Commonwealth Theaters
- Industry: Entertainment (movie theatres)
- Fate: Acquired by United Artists Communications
- Headquarters: Kansas City, Missouri

= Commonwealth Theaters =

Movie theater chain

Commonwealth Theaters, Inc. was a movie theater chain based in Kansas City, Missouri, USA.

==History==
In 1936, Commonwealth purchased its headquarters in downtown Kansas City, part of a "film row" that hosted several regional film distribution companies.

In 1983, Commonwealth went private through a merger with CMN Capital Corp. By 1984, Commonwealth was reported to be one of the largest movie theater chains in the country, with over 400 screens in 14 states.

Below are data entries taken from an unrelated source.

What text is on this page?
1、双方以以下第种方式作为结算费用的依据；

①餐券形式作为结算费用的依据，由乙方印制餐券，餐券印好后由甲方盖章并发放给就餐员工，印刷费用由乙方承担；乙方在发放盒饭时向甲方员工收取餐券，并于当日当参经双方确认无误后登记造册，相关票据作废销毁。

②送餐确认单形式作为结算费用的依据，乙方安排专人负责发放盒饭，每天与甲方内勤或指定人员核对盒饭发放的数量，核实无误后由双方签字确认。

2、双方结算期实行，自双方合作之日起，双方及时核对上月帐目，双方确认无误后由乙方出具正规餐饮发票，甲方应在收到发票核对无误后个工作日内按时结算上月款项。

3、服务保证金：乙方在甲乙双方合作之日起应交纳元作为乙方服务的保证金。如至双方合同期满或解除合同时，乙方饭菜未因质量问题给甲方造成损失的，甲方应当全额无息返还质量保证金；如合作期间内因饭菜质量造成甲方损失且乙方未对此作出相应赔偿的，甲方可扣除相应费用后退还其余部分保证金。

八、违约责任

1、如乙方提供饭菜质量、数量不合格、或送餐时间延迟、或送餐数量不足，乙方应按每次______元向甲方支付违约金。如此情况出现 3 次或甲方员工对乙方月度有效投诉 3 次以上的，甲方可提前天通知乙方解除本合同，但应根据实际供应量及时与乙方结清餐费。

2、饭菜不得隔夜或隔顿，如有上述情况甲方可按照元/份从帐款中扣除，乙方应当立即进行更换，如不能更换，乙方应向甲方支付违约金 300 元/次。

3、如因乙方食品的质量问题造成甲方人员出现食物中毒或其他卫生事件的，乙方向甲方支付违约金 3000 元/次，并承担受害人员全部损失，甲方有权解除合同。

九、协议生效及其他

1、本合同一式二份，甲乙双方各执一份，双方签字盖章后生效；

===Cannon and United Artists===
Film production company Cannon Group announced in 1986 that it had agreed to purchase Commonwealth for $25 million in cash plus the assumption of $50 to $60 million in debt. At this time, Commonwealth was the sixth-largest theater chain in the country, comprising 425 screens in 12 states, with plans to open 70 more screens that year. Within six months, Cannon ran into serious financial problems. These problems led to Renta Immobiliarla S.A., a Spanish-based group controlled by Italian financier Giancarlo Parretti, acquiring a significant stake in Cannon, and Cannon put Commonwealth up for sale. Renta subsequently acquired complete control of Commonwealth in January 1988. One month later, Renta announced the formation of a joint venture with United Artists Theatres, a theater chain then controlled by Tele-Communications Inc. Under the terms of the joint venture, each party would control 50% of Commonwealth. Later press reports characterize the transfer of ownership as a purchase by United Artists, rather than a joint venture.

By 1991, the downtown Kansas City headquarters building had closed. United Artists reportedly sold off many former Commonwealth screens on a market-by-market basis.